This is a printer-friendly version of an article from Zip06.com.

03/23/2022 08:30 AM

Pamela Dumas Serfes: Life in Balance


A self-described Yankee at heart, Pamela Dumas Serfes has recently joined the Essex Library Board of Directors. Photo by Rita Christopher/The Courier

Pamela Dumas Serfes made a decision that many people think about but far fewer do: she quit a prestigious, well-paying job without having a concrete employment plan for the future.

“I loved my job; I really loved it, but I needed to get my life back,” she says. “People thought I was crazy, but it was just another chapter.”

Pamela, who lives in Essex, has recently joined the board of the Essex Library. More involvement in the community was one of the goals she set for herself in this new phase of her life and the library seemed a continuation of a childhood love.

“Growing up, we used to go to the library on Saturday morning for story hour and leave with an armful of books,” she says. “I worked in a library. It is in my blood.”

For some 35 years in her professional life, Pamela was a marketing and communications specialist, whose focus was the world of higher education. Most recently, from 2014 to 2021, she was vice president for communications at Connecticut College, which involved responsibilities including developing a marketing plan, social media, website management, and overseeing writing and design of all the college’s publications and reports. For two years prior to assuming that job, she worked as director of advancement communications for the college.

She has nothing but praise for how Connecticut College managed the COVID crisis.

“We didn’t know what was going to happen. We closed like everybody else, reopened in the fall, tested on campus, tested twice a week,” she says.

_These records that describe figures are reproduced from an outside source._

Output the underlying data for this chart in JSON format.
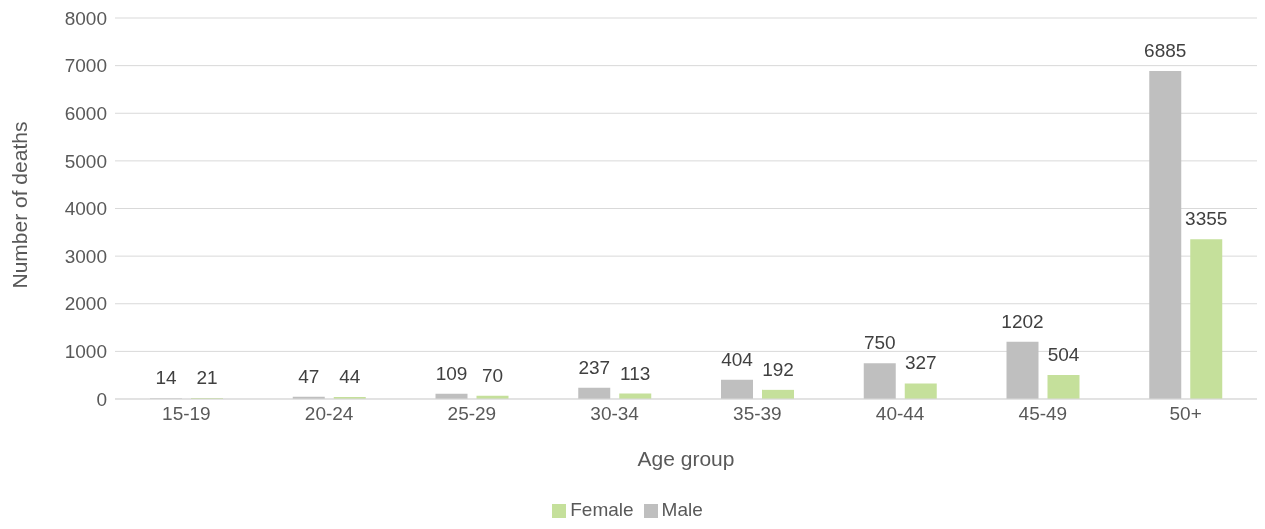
{
  "chart_data": {
    "type": "bar",
    "xlabel": "Age group",
    "ylabel": "Number of deaths",
    "categories": [
      "15-19",
      "20-24",
      "25-29",
      "30-34",
      "35-39",
      "40-44",
      "45-49",
      "50+"
    ],
    "series": [
      {
        "name": "Male",
        "color": "#bfbfbf",
        "values": [
          14,
          47,
          109,
          237,
          404,
          750,
          1202,
          6885
        ]
      },
      {
        "name": "Female",
        "color": "#c5e09b",
        "values": [
          21,
          44,
          70,
          113,
          192,
          327,
          504,
          3355
        ]
      }
    ],
    "ylim": [
      0,
      8000
    ],
    "yticks": [
      0,
      1000,
      2000,
      3000,
      4000,
      5000,
      6000,
      7000,
      8000
    ],
    "grid": "y",
    "legend": "bottom",
    "data_labels": true
  }
}
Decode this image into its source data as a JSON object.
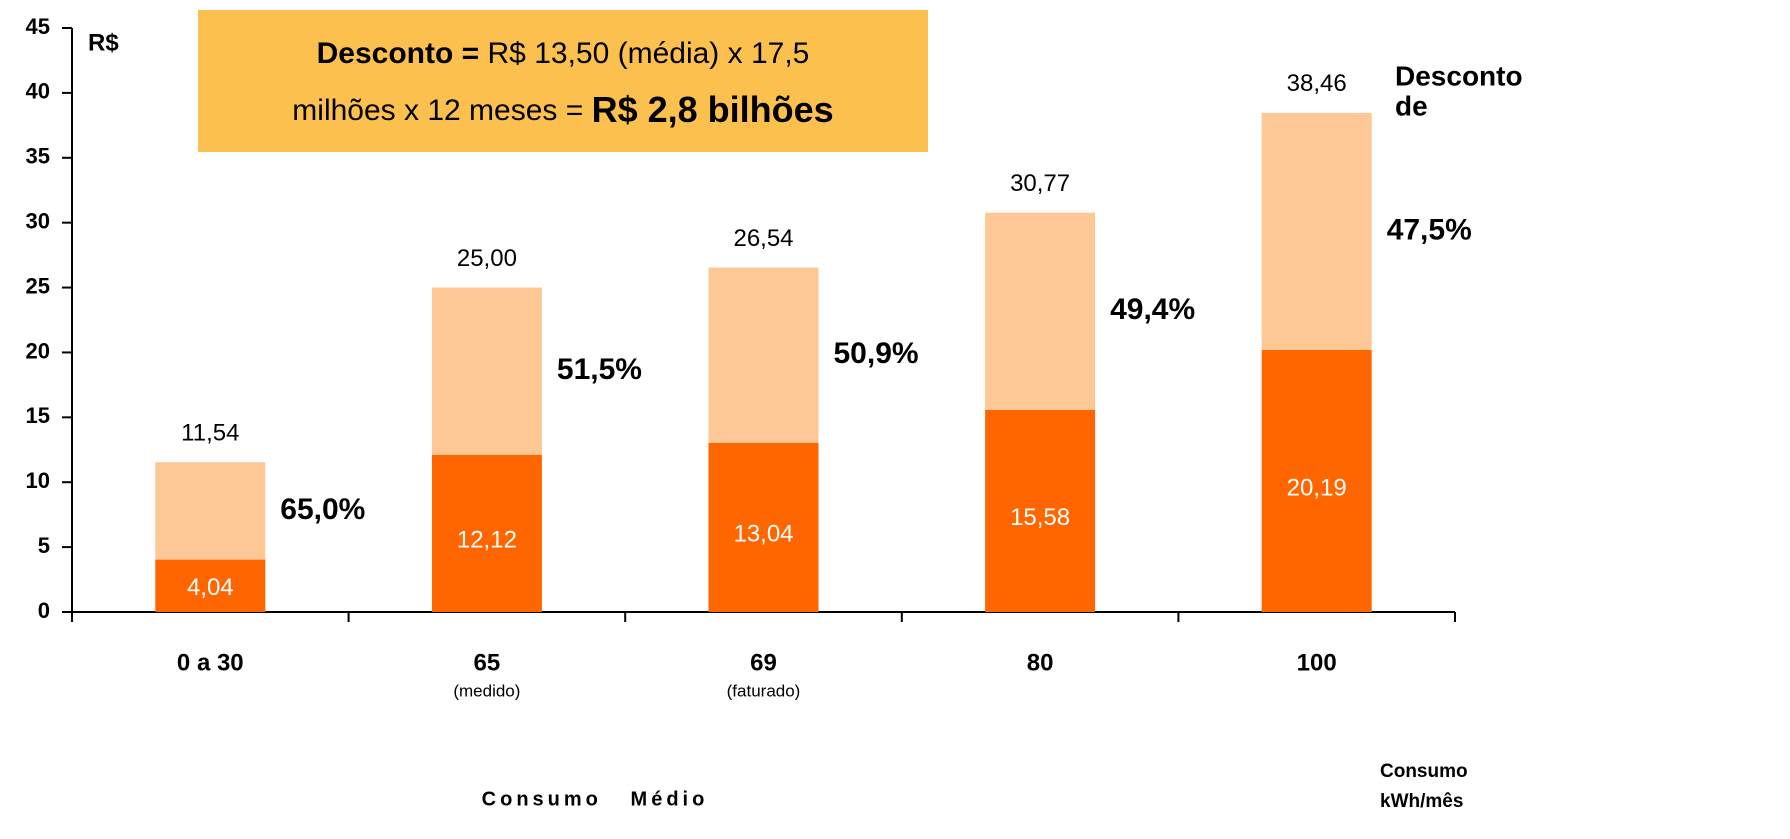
{
  "chart_data": {
    "type": "stacked_bar",
    "y_label": "R$",
    "x_label": "Consumo   Médio",
    "x_unit_label": [
      "Consumo",
      "kWh/mês"
    ],
    "categories": [
      "0 a 30",
      "65",
      "69",
      "80",
      "100"
    ],
    "category_notes": [
      null,
      "(medido)",
      "(faturado)",
      null,
      null
    ],
    "series": [
      {
        "color": "#ff6600",
        "values": [
          4.04,
          12.12,
          13.04,
          15.58,
          20.19
        ],
        "value_labels": [
          "4,04",
          "12,12",
          "13,04",
          "15,58",
          "20,19"
        ]
      },
      {
        "color": "#fdc896",
        "values": [
          7.5,
          12.88,
          13.5,
          15.19,
          18.27
        ]
      }
    ],
    "totals": [
      11.54,
      25.0,
      26.54,
      30.77,
      38.46
    ],
    "total_labels": [
      "11,54",
      "25,00",
      "26,54",
      "30,77",
      "38,46"
    ],
    "discounts": [
      65.0,
      51.5,
      50.9,
      49.4,
      47.5
    ],
    "discount_labels": [
      "65,0%",
      "51,5%",
      "50,9%",
      "49,4%",
      "47,5%"
    ],
    "discount_title": [
      "Desconto",
      "de"
    ],
    "annotation": {
      "bold1": "Desconto =",
      "text1": "R$ 13,50 (média) x 17,5",
      "text2": "milhões x 12 meses =",
      "bold2": "R$ 2,8 bilhões"
    },
    "ylim": [
      0,
      45
    ],
    "yticks": [
      0,
      5,
      10,
      15,
      20,
      25,
      30,
      35,
      40,
      45
    ]
  }
}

Even when Pamela was working remotely, she went to be tested twice a week herself.

Remote meetings gave at least one of the participants an inaccurate image of Pamela. She is tall, at least 5’11” or 5’12” as she likes to joke. But someone who finally met her in person after remote sessions told her that the expectation was that she would be short. That’s how she had looked onscreen.

It was the pandemic that served as a spur to Pamela’s decision to open a new chapter. Working remotely during the COVID gave her space to reflect on about the trajectory of her life.

“It gave me time to think,” she says

Pamela, who grew up in Bangor, Maine, never thought she would be a communications specialist. She had done well in languages in high school and thought she would major in French at the University of Maine and become a translator. Instead, she discovered the communications department, getting both a B.A. and an M.A. in communications.

Her master’s thesis was a determining point in her career path, but not actually because of the subject. Pamela needed to hire a typist to produce the copy she would turn in. There was a catch: She needed a job to pay the typist. She went to the dean of students to ask for a job; he hired her to run the college’s orientation program.

Not only did she submit a nicely type thesis, she also was so successful that she stayed on, ultimately becoming the director of marketing and communications at the university. What she is most proud of in her time at Maine was developing and implementing a plan for a Women’s Resource Center. She recalls asking the president of the university, when she had been chosen as a presidential intern, why there was no women’s center.

“He said if you want one, create it,” she recalls.

Her interest in the visibility of women in academia led to her next job at Randolph-Macon Women’s College in Virginia, where she was Director of Public relations and Communications for a decade.

At that point, she made a major decision. She was in Virginia with her young son, David. Her family was in New England.

“It struck me how alone were,” she says, noting that the Sept. 11 attack in 2001 had underlined for her how far from family she was.

“I got a divorce, I sold my house, I quit my job, I moved back,” she says.

She describes her arrival in Massachusetts where her brother lived as a “soft landing.” She got the first job she interviewed for at the Massachusetts Institute of Technology as executive director of news and communications.

In 2009, she went south again to Wake Forest University in Winston-Salem, North Carolina where she was associate vice-president for communications and external relations before coming to Connecticut College in 2012.

“I’m a Yankee. I still vacation in Maine. I like four seasons; I love snow,” Pamela says. “I couldn’t live far from the water; I couldn’t live without ocean. New England is home.”

Now that she has more time, Pamela has started doing more baking, which she enjoys. She describes it not as baking but “experimenting.”

She also has more time to focus on her own health and wellness and is walking two to three miles in Essex five days a week.

Still, Pamela he is not done with a professional life, perhaps in another field, perhaps for a non-profit.

“I’m not afraid to do something I have not done before,” she says. “I’m still setting goals for myself.”

She says assembling a good team is the key to a successful working life.

“You need a collective of smart, dedicated people,” she says.

In communications and media, Pamela says a good manager always has to have an effective and well-thought-out crisis plan. But she adds, “The best thing is to have a great crisis plan and never have to use it.”